Burri e fontana

ACCADEMIA DI BELLE ARTI

CATTEDRA DI STORIA DELL’ARTE

Ch.ma Prof.ssa MADDALENA VECCHI

REGGIO CALABRIA

Stud. Marino Piervalentino

Corso di Scenografia – Anno 3°

Anno Accademico 2006-07

Lucio Fontana e Alberto Burri sono due nomi che spiccano nella storia dell’arte contemporanea per avere rivalutato pur nel calibro del loro estro comunicativo ed eclettico lo spazio e la materia sino a farle assurgere a motivo di vita e di perenne rigenerazione alle fonti dell’essere.
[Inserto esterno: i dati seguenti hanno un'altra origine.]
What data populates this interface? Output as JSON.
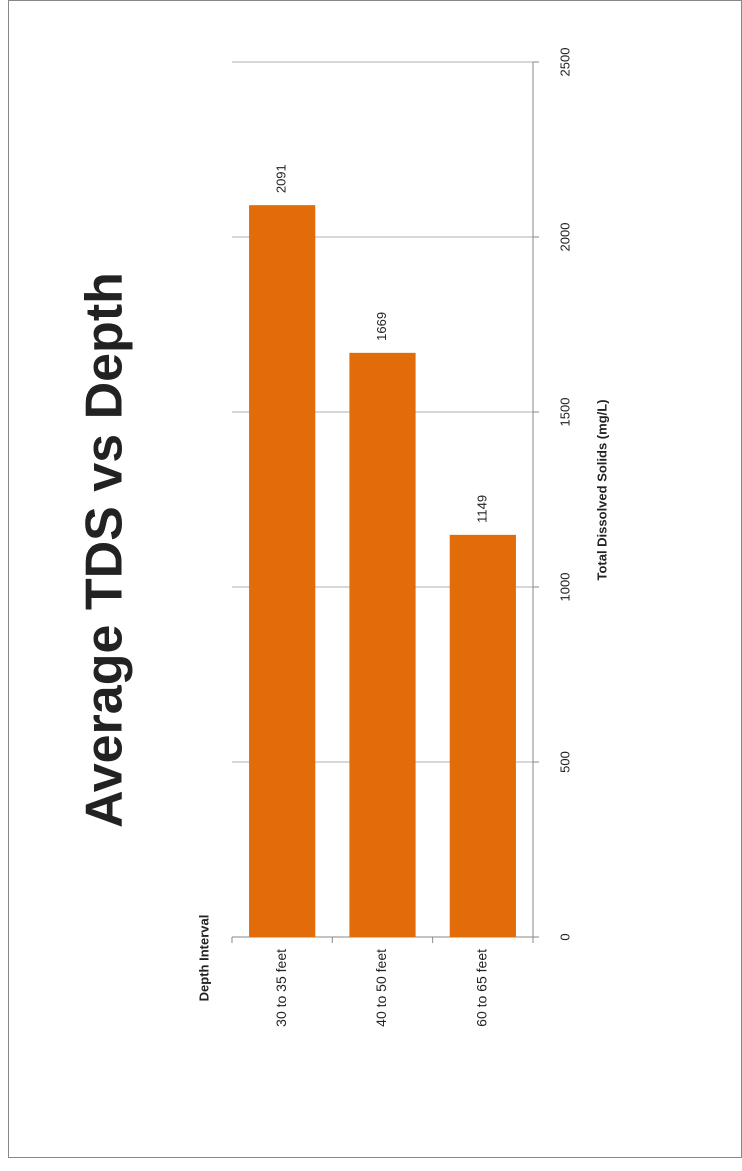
{
  "chart_data": {
    "type": "bar",
    "title": "Average TDS vs Depth",
    "x_label": "Depth Interval",
    "y_label": "Total Dissolved Solids (mg/L)",
    "categories": [
      "30 to 35 feet",
      "40 to 50 feet",
      "60 to 65 feet"
    ],
    "values": [
      2091,
      1669,
      1149
    ],
    "color": "#e36c0a",
    "ylim": [
      0,
      2500
    ],
    "yticks": [
      0,
      500,
      1000,
      1500,
      2000,
      2500
    ],
    "grid": true
  }
}
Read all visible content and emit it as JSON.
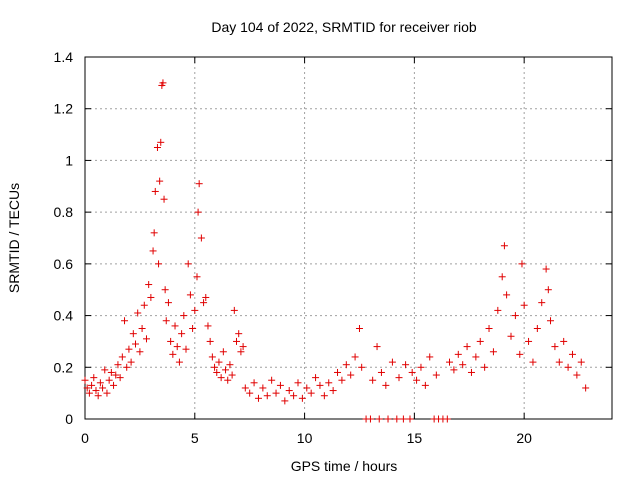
{
  "chart_data": {
    "type": "scatter",
    "title": "Day 104 of 2022, SRMTID for receiver riob",
    "xlabel": "GPS time / hours",
    "ylabel": "SRMTID / TECUs",
    "xlim": [
      0,
      24
    ],
    "ylim": [
      0,
      1.4
    ],
    "xticks": [
      0,
      5,
      10,
      15,
      20
    ],
    "xtick_labels": [
      "0",
      "5",
      "10",
      "15",
      "20"
    ],
    "yticks": [
      0,
      0.2,
      0.4,
      0.6,
      0.8,
      1.0,
      1.2,
      1.4
    ],
    "ytick_labels": [
      "0",
      "0.2",
      "0.4",
      "0.6",
      "0.8",
      "1",
      "1.2",
      "1.4"
    ],
    "grid": true,
    "marker": "+",
    "series_color": "#e00000",
    "series": [
      {
        "name": "SRMTID",
        "points": [
          [
            0.0,
            0.15
          ],
          [
            0.1,
            0.12
          ],
          [
            0.2,
            0.1
          ],
          [
            0.3,
            0.13
          ],
          [
            0.4,
            0.16
          ],
          [
            0.5,
            0.11
          ],
          [
            0.6,
            0.09
          ],
          [
            0.7,
            0.14
          ],
          [
            0.8,
            0.12
          ],
          [
            0.9,
            0.19
          ],
          [
            1.0,
            0.1
          ],
          [
            1.1,
            0.15
          ],
          [
            1.2,
            0.18
          ],
          [
            1.3,
            0.13
          ],
          [
            1.4,
            0.17
          ],
          [
            1.5,
            0.21
          ],
          [
            1.6,
            0.16
          ],
          [
            1.7,
            0.24
          ],
          [
            1.8,
            0.38
          ],
          [
            1.9,
            0.2
          ],
          [
            2.0,
            0.27
          ],
          [
            2.1,
            0.22
          ],
          [
            2.2,
            0.33
          ],
          [
            2.3,
            0.29
          ],
          [
            2.4,
            0.41
          ],
          [
            2.5,
            0.26
          ],
          [
            2.6,
            0.35
          ],
          [
            2.7,
            0.44
          ],
          [
            2.8,
            0.31
          ],
          [
            2.9,
            0.52
          ],
          [
            3.0,
            0.47
          ],
          [
            3.1,
            0.65
          ],
          [
            3.15,
            0.72
          ],
          [
            3.2,
            0.88
          ],
          [
            3.3,
            1.05
          ],
          [
            3.35,
            0.6
          ],
          [
            3.4,
            0.92
          ],
          [
            3.45,
            1.07
          ],
          [
            3.5,
            1.29
          ],
          [
            3.55,
            1.3
          ],
          [
            3.6,
            0.85
          ],
          [
            3.65,
            0.5
          ],
          [
            3.7,
            0.38
          ],
          [
            3.8,
            0.45
          ],
          [
            3.9,
            0.3
          ],
          [
            4.0,
            0.25
          ],
          [
            4.1,
            0.36
          ],
          [
            4.2,
            0.28
          ],
          [
            4.3,
            0.22
          ],
          [
            4.4,
            0.33
          ],
          [
            4.5,
            0.4
          ],
          [
            4.6,
            0.27
          ],
          [
            4.7,
            0.6
          ],
          [
            4.8,
            0.48
          ],
          [
            4.9,
            0.35
          ],
          [
            5.0,
            0.42
          ],
          [
            5.1,
            0.55
          ],
          [
            5.15,
            0.8
          ],
          [
            5.2,
            0.91
          ],
          [
            5.3,
            0.7
          ],
          [
            5.4,
            0.45
          ],
          [
            5.5,
            0.47
          ],
          [
            5.6,
            0.36
          ],
          [
            5.7,
            0.3
          ],
          [
            5.8,
            0.24
          ],
          [
            5.9,
            0.2
          ],
          [
            6.0,
            0.18
          ],
          [
            6.1,
            0.22
          ],
          [
            6.2,
            0.16
          ],
          [
            6.3,
            0.26
          ],
          [
            6.4,
            0.19
          ],
          [
            6.5,
            0.15
          ],
          [
            6.6,
            0.21
          ],
          [
            6.7,
            0.17
          ],
          [
            6.8,
            0.42
          ],
          [
            6.9,
            0.3
          ],
          [
            7.0,
            0.33
          ],
          [
            7.1,
            0.26
          ],
          [
            7.2,
            0.28
          ],
          [
            7.3,
            0.12
          ],
          [
            7.5,
            0.1
          ],
          [
            7.7,
            0.14
          ],
          [
            7.9,
            0.08
          ],
          [
            8.1,
            0.12
          ],
          [
            8.3,
            0.09
          ],
          [
            8.5,
            0.15
          ],
          [
            8.7,
            0.1
          ],
          [
            8.9,
            0.13
          ],
          [
            9.1,
            0.07
          ],
          [
            9.3,
            0.11
          ],
          [
            9.5,
            0.09
          ],
          [
            9.7,
            0.14
          ],
          [
            9.9,
            0.08
          ],
          [
            10.1,
            0.12
          ],
          [
            10.3,
            0.1
          ],
          [
            10.5,
            0.16
          ],
          [
            10.7,
            0.13
          ],
          [
            10.9,
            0.09
          ],
          [
            11.1,
            0.14
          ],
          [
            11.3,
            0.11
          ],
          [
            11.5,
            0.18
          ],
          [
            11.7,
            0.15
          ],
          [
            11.9,
            0.21
          ],
          [
            12.1,
            0.17
          ],
          [
            12.3,
            0.24
          ],
          [
            12.5,
            0.35
          ],
          [
            12.6,
            0.2
          ],
          [
            12.8,
            0.0
          ],
          [
            13.0,
            0.0
          ],
          [
            13.1,
            0.15
          ],
          [
            13.3,
            0.28
          ],
          [
            13.4,
            0.0
          ],
          [
            13.5,
            0.18
          ],
          [
            13.7,
            0.13
          ],
          [
            13.8,
            0.0
          ],
          [
            14.0,
            0.22
          ],
          [
            14.2,
            0.0
          ],
          [
            14.3,
            0.16
          ],
          [
            14.5,
            0.0
          ],
          [
            14.6,
            0.21
          ],
          [
            14.8,
            0.0
          ],
          [
            14.9,
            0.18
          ],
          [
            15.1,
            0.15
          ],
          [
            15.3,
            0.2
          ],
          [
            15.5,
            0.13
          ],
          [
            15.7,
            0.24
          ],
          [
            15.9,
            0.0
          ],
          [
            16.0,
            0.17
          ],
          [
            16.1,
            0.0
          ],
          [
            16.3,
            0.0
          ],
          [
            16.5,
            0.0
          ],
          [
            16.6,
            0.22
          ],
          [
            16.8,
            0.19
          ],
          [
            17.0,
            0.25
          ],
          [
            17.2,
            0.21
          ],
          [
            17.4,
            0.28
          ],
          [
            17.6,
            0.18
          ],
          [
            17.8,
            0.24
          ],
          [
            18.0,
            0.3
          ],
          [
            18.2,
            0.2
          ],
          [
            18.4,
            0.35
          ],
          [
            18.6,
            0.26
          ],
          [
            18.8,
            0.42
          ],
          [
            19.0,
            0.55
          ],
          [
            19.1,
            0.67
          ],
          [
            19.2,
            0.48
          ],
          [
            19.4,
            0.32
          ],
          [
            19.6,
            0.4
          ],
          [
            19.8,
            0.25
          ],
          [
            19.9,
            0.6
          ],
          [
            20.0,
            0.44
          ],
          [
            20.2,
            0.3
          ],
          [
            20.4,
            0.22
          ],
          [
            20.6,
            0.35
          ],
          [
            20.8,
            0.45
          ],
          [
            21.0,
            0.58
          ],
          [
            21.1,
            0.5
          ],
          [
            21.2,
            0.38
          ],
          [
            21.4,
            0.28
          ],
          [
            21.6,
            0.22
          ],
          [
            21.8,
            0.3
          ],
          [
            22.0,
            0.2
          ],
          [
            22.2,
            0.25
          ],
          [
            22.4,
            0.17
          ],
          [
            22.6,
            0.22
          ],
          [
            22.8,
            0.12
          ]
        ]
      }
    ]
  }
}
E’ congeniale a questo scopo soffermarsi un po’ sulla loro vita per trarre da questo elemento ogni considerazione utile a spiegare le suggestioni e il valore della loro arte. Possiamo ora premettere che sia per Fontana che per Burri la loro vita manifestò un susseguirsi convinto di adesioni formali ora a questo ora a quel movimento (espressionismo, surrealismo, astrattismo, spazialità metafisica, etc.) tanto da portare l’artista ad una rielaborazione creativa e spontanea di antichi motivi e suggestioni.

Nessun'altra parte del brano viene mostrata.